まず、中国だ。飛ぶ鳥を落とす勢いで成長してきたこの国については誤解が多い。今や米国と世界の覇権を競うほどにまで成長した彼の国は、就職についても羽振りの良い話がそこかしこであふれている。米国のトップ大学で人工知能(AI)を研究していた学生を年80万元(約1300万円)で採用したことや、日本の上位大学理系卒を月50万円の初任給で迎え入れている、といったニュースに触れた人も多いだろう。
ついそんな話ばかりに目が行きがちではあるが、一方で、最低賃金ギリギリで働く技能実習生は、今でも中国出身者がベトナムについで2番目に多い。前回まで連載してきた、学費が比較的安価な日本の大学に在籍しながらバイトで生計を立てている留学生についても、中国人が圧倒的に多い。どうしてこんな相いれない現実が並立しているのか。
答えは簡単だ。中国は、確かに国内総生産(GDP)で世界第2位、日本のそれと比べると2.5倍もあるような大国ではある。しかし、人口は日本の11倍もいる。国民1人当たりの富(給与水準)で考えれば、日本人の2割強にすぎない。一国としての強さや、14億人もいる国民のトップ層を見れば「すごい」中国があるが、平均的な大多数の人々はまだまだ「貧しい」のだ。
たとえば経産省の推計などを見ると、中国人のうち先進国レベルの収入がある人は、上位6.6%とほんの少数でしかない。ただ、それでも分母が14億人のために、実数では9300万人にもなる。だから私たちは日本国内のいたるところで、高額消費を楽しむ中国人観光客の姿を目にする。
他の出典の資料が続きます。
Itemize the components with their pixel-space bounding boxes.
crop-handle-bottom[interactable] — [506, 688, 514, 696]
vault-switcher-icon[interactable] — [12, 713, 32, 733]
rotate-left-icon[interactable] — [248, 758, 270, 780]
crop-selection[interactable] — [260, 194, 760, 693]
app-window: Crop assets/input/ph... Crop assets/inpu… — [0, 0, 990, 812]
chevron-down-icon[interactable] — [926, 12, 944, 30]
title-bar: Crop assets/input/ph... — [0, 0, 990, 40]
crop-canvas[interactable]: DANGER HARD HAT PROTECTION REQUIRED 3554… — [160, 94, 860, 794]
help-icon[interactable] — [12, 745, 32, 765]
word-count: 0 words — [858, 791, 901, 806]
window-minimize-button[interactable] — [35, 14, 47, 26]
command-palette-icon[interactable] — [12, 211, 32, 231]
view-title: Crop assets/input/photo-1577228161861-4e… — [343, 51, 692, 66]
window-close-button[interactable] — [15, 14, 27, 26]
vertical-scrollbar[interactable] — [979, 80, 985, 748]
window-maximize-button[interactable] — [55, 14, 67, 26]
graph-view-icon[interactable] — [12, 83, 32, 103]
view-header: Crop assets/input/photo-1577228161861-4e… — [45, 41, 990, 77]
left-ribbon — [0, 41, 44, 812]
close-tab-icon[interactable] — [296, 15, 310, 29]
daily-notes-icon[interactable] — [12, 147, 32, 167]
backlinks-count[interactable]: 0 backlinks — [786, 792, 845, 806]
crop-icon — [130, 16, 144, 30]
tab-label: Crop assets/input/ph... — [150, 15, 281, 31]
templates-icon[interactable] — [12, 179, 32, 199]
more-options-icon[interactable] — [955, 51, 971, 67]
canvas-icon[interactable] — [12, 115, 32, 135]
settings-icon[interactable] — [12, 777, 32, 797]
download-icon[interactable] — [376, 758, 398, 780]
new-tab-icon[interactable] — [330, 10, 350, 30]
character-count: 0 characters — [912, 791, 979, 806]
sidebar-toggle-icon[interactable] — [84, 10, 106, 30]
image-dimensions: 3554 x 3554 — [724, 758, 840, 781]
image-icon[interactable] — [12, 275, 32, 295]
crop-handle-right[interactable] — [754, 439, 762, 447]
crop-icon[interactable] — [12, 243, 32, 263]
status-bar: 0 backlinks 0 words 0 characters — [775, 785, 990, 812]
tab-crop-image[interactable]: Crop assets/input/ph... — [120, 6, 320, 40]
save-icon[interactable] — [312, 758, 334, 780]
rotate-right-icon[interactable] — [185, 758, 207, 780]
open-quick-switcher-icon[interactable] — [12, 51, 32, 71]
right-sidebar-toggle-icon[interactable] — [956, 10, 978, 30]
いかに頻繁にそうした人たちに出会うとしても再度いうが、それはたった6.6%の上位層でしかない。
一方、同様に推計にしたがうと、中国では年収165万円未満の人たちが75.3%であり、年収55万円未満の絶対的貧困層は32.6%にもなる。
就職や雇用、キャリアなどの話をするときも、この二重構造を頭に置いてみていかないといけない。そしてたった20年前はGDP比で日本の4分の1にもならなかった国が、ここまで短期間に急成長を遂げたために、至るところにひずみがある。とりわけ、雇用について考えると、それはあまりにも未成熟で脆弱な綱渡り状態と私の目には映る。